Dans son remarquable petit livre Tous théologiens (réédité chez Van Dieren en 2023), le (très) regretté Raphaël Picon remet la théologie à sa juste place, c’est-à-dire sur la place publique, partagée par toutes et tous. C’est la conséquence pour lui de l’affirmation protestante du sacerdoce universel, de ce refus d’une distinction entre clercs (ou magistère) et laïcs d’une part, et, d’autre part, de cette proposition (pro-testimonium, protestation positive) de mettre chaque personne devant la responsabilité de formuler ses propres convictions. Depuis bientôt 80 ans, Réforme ne fait rien d’autre : proposer des points de vue, des « angles », sans jamais imposer des dogmes ou des doctrines toutes faites.

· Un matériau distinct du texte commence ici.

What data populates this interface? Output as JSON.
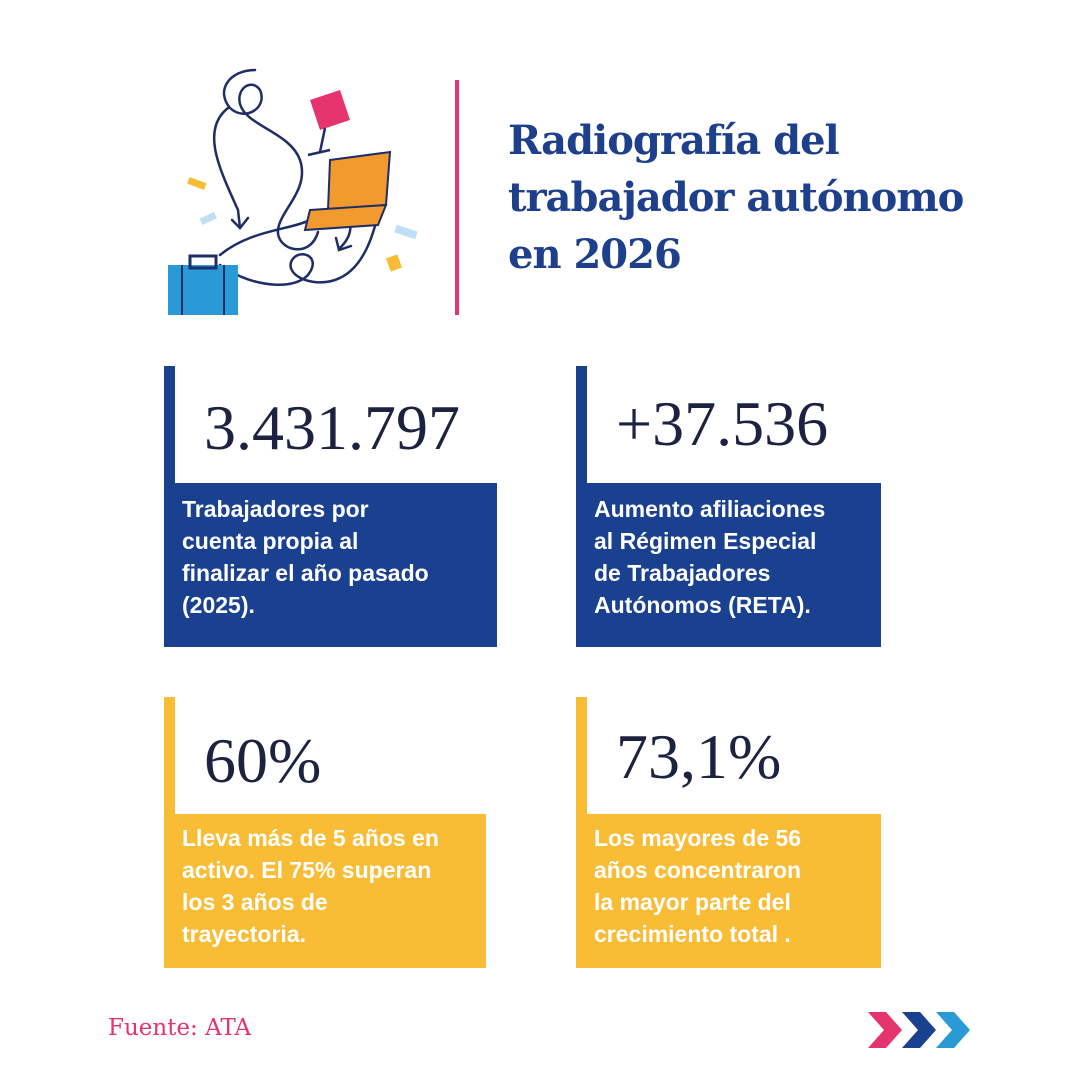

Dans son livre, Raphaël Picon écrit : « C’est à chacun de se déterminer dans sa foi et ses pratiques religieuses. Dès lors que nous sommes invités à lire la Bible, à la méditer et à l’interpréter, nous sommes valorisés comme des théologiens. […] La Réforme sort la théologie des Églises et du domaine privé. Elle devient une affaire publique. La Réforme met la théologie à l’air libre. » Cette libération de la parole théologique est essentielle pour notre protestantisme. Elle est notre marque de fabrique.

Un discours sur Dieu

Chaque semaine, toute l’équipe de Réforme se repose la même question : quel est notre regard protestant sur l’actualité ? Ce regard est sans doute marqué par ce décalage, cette proposition de dire que tout peut être théologique, car tout ce qui parle de l’être humain, de son actualité, de sa situation, nous renvoie à une forme de discours sur Dieu, c’est-à-dire de théologie qui parle de Dieu, et non à la place de lui. La manière dont nous comprenons l’être humain est aussi une manière de dire comment nous comprenons Dieu. Même notre éventuelle incroyance est une forme de discours sur Dieu.